Photo of Ahmedullah Aziz

Computer & electronics hardware

Ahmedullah Aziz

Computing hardware for extreme environments and pushing the limits of traditional silicon-based semiconductors.

Year Honored
2025

Organization
The University of Tennessee, Knoxville

Region
Asia Pacific

Ahmedullah Aziz's research focuses on moving beyond the physical limits of traditional silicon-based semiconductors to address the core challenges of energy efficiency and performance in the post-Moore's Law era. He integrates device physics with circuit-system co-design, achieving a series of advances in cutting-edge fields such as cryogenic electronics, neuromorphic computing, and post-CMOS technologies.

Aziz and his team are developing computing hardware for extreme environments. In cryogenic electronics, they proposed an innovative superconducting logic family that integrates a heater-cryotron with a ferroelectric superconducting quantum interference device (SQUID) to achieve voltage-controlled logic gates. This technology merges the design flexibility of traditional CMOS with the energy efficiency of superconducting circuits, providing a new path for developing scalable, high-performance cryogenic computing systems.

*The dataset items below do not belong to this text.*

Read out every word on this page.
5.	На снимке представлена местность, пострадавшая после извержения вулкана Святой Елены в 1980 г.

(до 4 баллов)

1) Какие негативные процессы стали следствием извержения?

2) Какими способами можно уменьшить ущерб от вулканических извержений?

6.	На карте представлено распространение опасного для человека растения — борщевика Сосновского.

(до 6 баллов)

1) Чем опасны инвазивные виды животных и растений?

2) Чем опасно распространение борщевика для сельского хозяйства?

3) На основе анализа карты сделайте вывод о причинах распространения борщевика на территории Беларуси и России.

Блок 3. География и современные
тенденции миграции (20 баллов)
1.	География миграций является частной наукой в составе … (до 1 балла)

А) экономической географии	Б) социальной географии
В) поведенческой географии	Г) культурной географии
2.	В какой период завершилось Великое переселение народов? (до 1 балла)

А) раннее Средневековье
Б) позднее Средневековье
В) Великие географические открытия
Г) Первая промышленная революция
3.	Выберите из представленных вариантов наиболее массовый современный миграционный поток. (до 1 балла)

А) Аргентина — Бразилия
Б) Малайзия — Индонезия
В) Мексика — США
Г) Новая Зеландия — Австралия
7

In artificial intelligence hardware, Aziz explores the physical foundations for future intelligent computing. He and his team developed an artificial synapse based on a superconducting memristor and used it to construct an energy-efficient cryogenic spiking neural network. This research opens possibilities for building low-power, brain-inspired computing systems for specialized environments. Furthermore, his team designed a "smart image sensor" with in-pixel computing, which embeds computational capabilities directly within the pixel to enable real-time image processing. This technology holds significant potential for resource-constrained applications like autonomous navigation and machine vision.

To accelerate the development cycle for novel devices, Aziz applies machine learning to electronic design automation (EDA), developing a framework that can integrate atomistic material physics into compact device models. His goal is to continue exploring emerging materials and unconventional computing architectures to drive the development of energy-efficient, intelligent, and scalable computing hardware.